Dans l’encadrement de la fenêtre à deux vantaux, un olivier qui occupe tout l’espace de l’œil, à première vue ; pourtant dans l’angle gauche, une trouée de ciel, un bout de toit de tuiles et sa cheminée chapeautée. Au loin, un pin parasol, et tout juste au premier plan, le grenadier aux fruits morts. Un. Tout en haut à gauche, une grenade ronde comme une prune perchée sur une branche dressée vers le ciel bleu et blanc, aux nuages diffus. Le regard englobe le vantail de gauche et quatre fruits : un deux trois. Trois autres à droite du premier, sur une même ligne oblique ; le plus haut, noir à la forme d’une goutte effondrée ; au milieu, la silhouette d’un oiseau mais c’est bien une grenade éventrée vide et sèche, tout à droite, une tache sombre. En bas du rectangle vertical, une autre grenade en forme de piaf, plus claire toutefois. Comme un moineau au plumage marron qui tournerait sa petite tête légèrement à droite. Et puis dans l’espace du vantail droit, tout un jeu de clochettes, de fruits pourris, foncés, accrochés au petit bonheur la chance aux branches fines et piquantes – effilées comme des aiguilles – qui auraient survécu aux assauts du mistral. Un deux trois quatre cinq six sept huit. Leur couleur se perd dans l’ombre des feuilles d’olivier derrière le grenadier tout effeuillé. Au total, treize enveloppes de grenades à droite ; six à gauche maintenant que je compte de nouveau… La sixième petite poche tordue et noire comme du charbon, suspendue à un fil de bois sec, surgissant du bas de la fenêtre parce que je viens de me redresser.
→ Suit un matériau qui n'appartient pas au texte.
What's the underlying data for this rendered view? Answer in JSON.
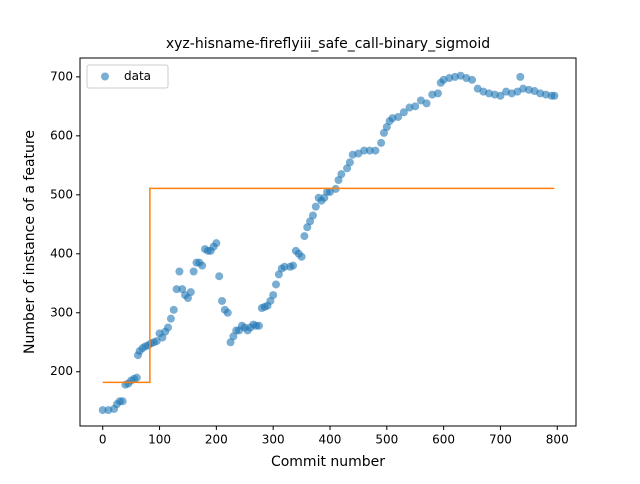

Tous ces visages que l’on croise et dont il ne faut retenir que l’essentiel… des visages inconnus… et une contrainte d’écriture, cette barre verticale pour les séparer… 40 exercices pour le carnet d’écrivain, de François Bon, septième proposition.
@ Marlen Sauvage 2019
Des yeux d’ombre creusés dans les orbites sur un visage diaphane, centenaire, coincé dans l’angle du mur, un visage tourné vers le couloir où les pas débusquent le silence | à contre-jour la main droite qui porte vers une bouche lointaine, inaccessible, un verre d’eau et le profil bourru se réveille, ses traits s’agitent, seul le regard reste perdu | les sourcils relevés ainsi que les coins de la bouche pour un bonjour joyeux et un questionnement sous l’accent circonflexe | un oiseau qui volète à même la peau comme pris dans l’encolure de la chemise et que le corps dévoile en bougeant | le regard baissé vers les pieds qui tentent de rentrer dans l’habitacle et ce coup d’œil furtif vers le passant qu’il reconnaît |
Sixième proposition de ces 40 exercices pour le carnet d’écrivain, de François Bon, que je dois tenir durant quarante jours donc… Une phrase pour démarrer… un inducteur… Personne d’autre que moi n’aurait remarqué que…
@ Marlen Sauvage 2019
Personne d’autre que moi n’aurait remarqué le mouvement de ses lèvres pendant sa lecture dans le silence de la soirée bien entamée, à la nuit déjà, les yeux rivés sur son livre, et moi près de lui, occupée à écrire dans mon carnet, à percevoir le moindre bruit dans la chambre, car mon occupation du moment était celle-ci, écrire sur le silence et sur ce qui le perce à peine ; personne d’autre que moi n’aurait imaginé la raison de ce mouvement des lèvres, à savoir qu’il s’agissait d’un livre dont il se demandait s’il ne l’avait déjà lu, qu’il ne reconnaissait pas encore comme tel, et je l’observais du coin de l’œil, m’interrogeant sur la durée de ce chuintement ; personne d’autre que moi n’aurait compris que ce murmure des mots n’était qu’un hameçon lancé à sa mémoire, l’envoi d’une phrase, d’une idée qui éveillerait un souvenir si pâle qu’il pourrait en conclure que oui, il avait déjà lu ce livre, un souvenir si ténu qu’il pourrait se consoler de l’avoir égaré parmi d’autres ; personne d’autre que moi n’aurait perçu le désarroi dans cette phrase toute bête lâchée en refermant le livre après des dizaines de pages : je l’ai déjà lu.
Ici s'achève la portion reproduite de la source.